The large sums allocated for humanitarian aid, whether in war zones or in response to natural disasters, are susceptible to diversion and misuse, and tracking this funding is an ongoing challenge for both government and private donors. When abuses are identified, substantive responses are usually slow as donors are reluctant to take action, as documented by the journalist Linda Polman (War Games) in the case of Rwanda, and other examples.
In a notable exception, the Washington Post reported on July 26, that the U.S. Agency for International Development (USAID) has suspended hundreds of millions of dollars in humanitarian aid to Syria, in response to reports of fraud and aid diversion. In explaining the decision in testimony to the House Foreign Affairs Committee, USAID Inspector General Ann Calvaresi Barr stated, “Despite our goodwill, bad characters have taken advantage of the complex situation for personal gain, ultimately denying Syrian people the food, clothing, health care and other aid they urgently need.”
This is far from the first time that serious concerns have been raised regarding the integrity of the aid delivery process in Syria. In October 2014, the Daily Beast reported that many humanitarian NGOs (non-governmental organizations) operating in Syria and Iraq were found to have actively cooperated with, employed, or paid bribes to ISIS in order to continue working in territory under the Islamic State’s control. Aid was diverted away from its intended recipients in these countries for use by ISIS or to be sold for cash in service of ISIS’ war effort.
Humanitarian efforts in warzones are inherently susceptible to extortion and theft by violent actors, including terrorist organizations. For example, numerous UN reports have documented the large quantities of aid that have been hijacked by the Somali terrorist group Al-Shabaab. These claims dovetail with revelations in 2013 that international NGOs like Action Contre le Faim (ACF) negotiated with Al-Shabaab in order to operate in territory controlled by the group.
The lessons learned by USAID in Syria and by the UN in Somalia also have important implications for aid to Gaza.
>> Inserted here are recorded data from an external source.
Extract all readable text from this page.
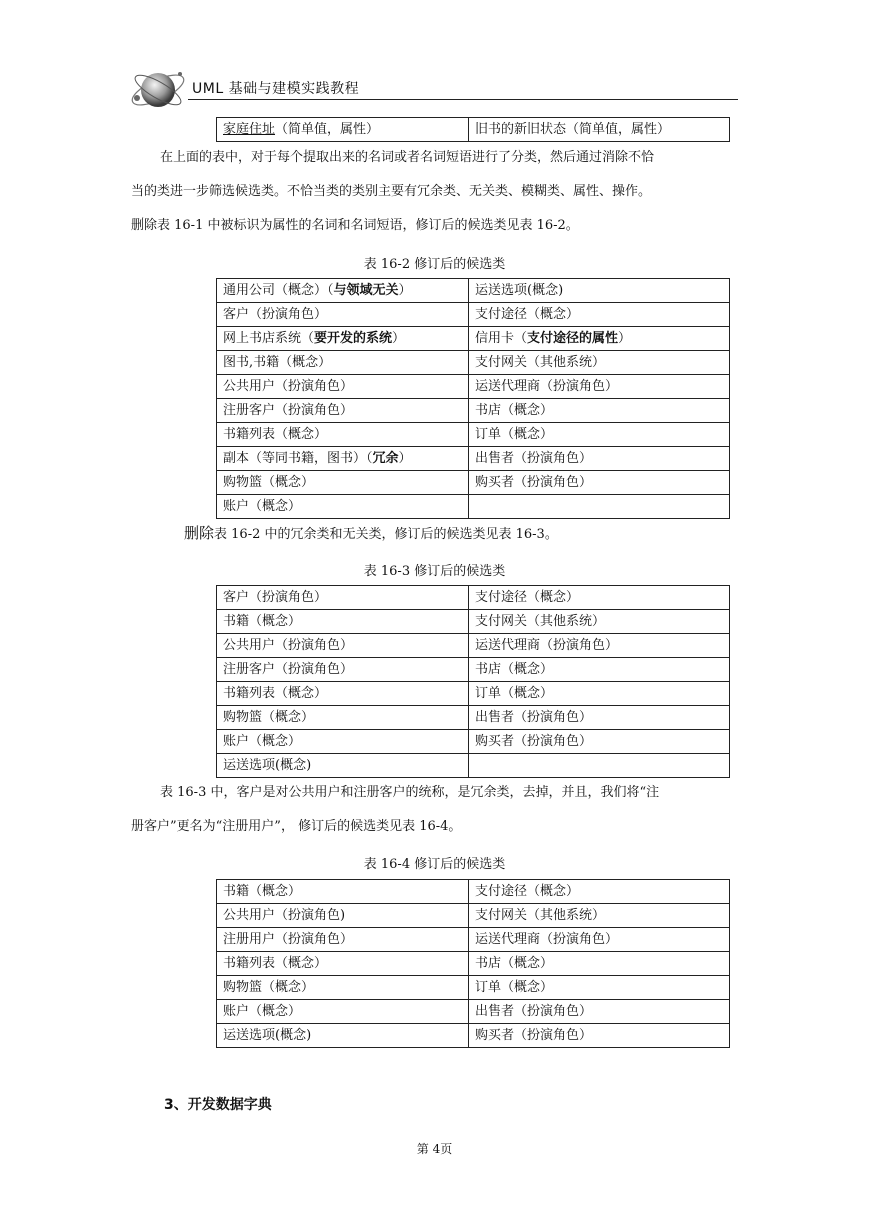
UML 基础与建模实践教程
家庭住址（简单值，属性）	旧书的新旧状态（简单值，属性）
在上面的表中，对于每个提取出来的名词或者名词短语进行了分类，然后通过消除不恰
当的类进一步筛选候选类。不恰当类的类别主要有冗余类、无关类、模糊类、属性、操作。
删除表 16-1 中被标识为属性的名词和名词短语，修订后的候选类见表 16-2。
表 16-2 修订后的候选类
通用公司（概念）（与领域无关）	运送选项(概念)
客户（扮演角色）	支付途径（概念）
网上书店系统（要开发的系统）	信用卡（支付途径的属性）
图书,书籍（概念）	支付网关（其他系统）
公共用户（扮演角色）	运送代理商（扮演角色）
注册客户（扮演角色）	书店（概念）
书籍列表（概念）	订单（概念）
副本（等同书籍，图书）（冗余）	出售者（扮演角色）
购物篮（概念）	购买者（扮演角色）
账户（概念）	
删除表 16-2 中的冗余类和无关类，修订后的候选类见表 16-3。
表 16-3 修订后的候选类
客户（扮演角色）	支付途径（概念）
书籍（概念）	支付网关（其他系统）
公共用户（扮演角色）	运送代理商（扮演角色）
注册客户（扮演角色）	书店（概念）
书籍列表（概念）	订单（概念）
购物篮（概念）	出售者（扮演角色）
账户（概念）	购买者（扮演角色）
运送选项(概念)	
表 16-3 中，客户是对公共用户和注册客户的统称，是冗余类，去掉，并且，我们将“注
册客户”更名为“注册用户”， 修订后的候选类见表 16-4。
表 16-4 修订后的候选类
书籍（概念）	支付途径（概念）
公共用户（扮演角色)	支付网关（其他系统）
注册用户（扮演角色）	运送代理商（扮演角色）
书籍列表（概念）	书店（概念）
购物篮（概念）	订单（概念）
账户（概念）	出售者（扮演角色）
运送选项(概念)	购买者（扮演角色）
3、开发数据字典
第 4页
Much like its terrorist counterparts in these countries, Hamas has a history of raiding aid warehouses and convoys as well as developing tax schemes designed to skim money off of international largesse. UN Gaza aid mechanisms similarly suffer from corruption, compromising the integrity of imported materials.
The intrinsic risks of providing aid to Hamas-controlled territory are exacerbated by the fact that many items that are required for humanitarian and civilian projects can also be harnessed for developing terrorist infrastructure, such as producing rockets and digging attack tunnels into Israel (“dual-use items”). Any consideration of humanitarian projects in Gaza must, therefore, include vigorous, concrete, and effective policies that address the risk of aid diversion.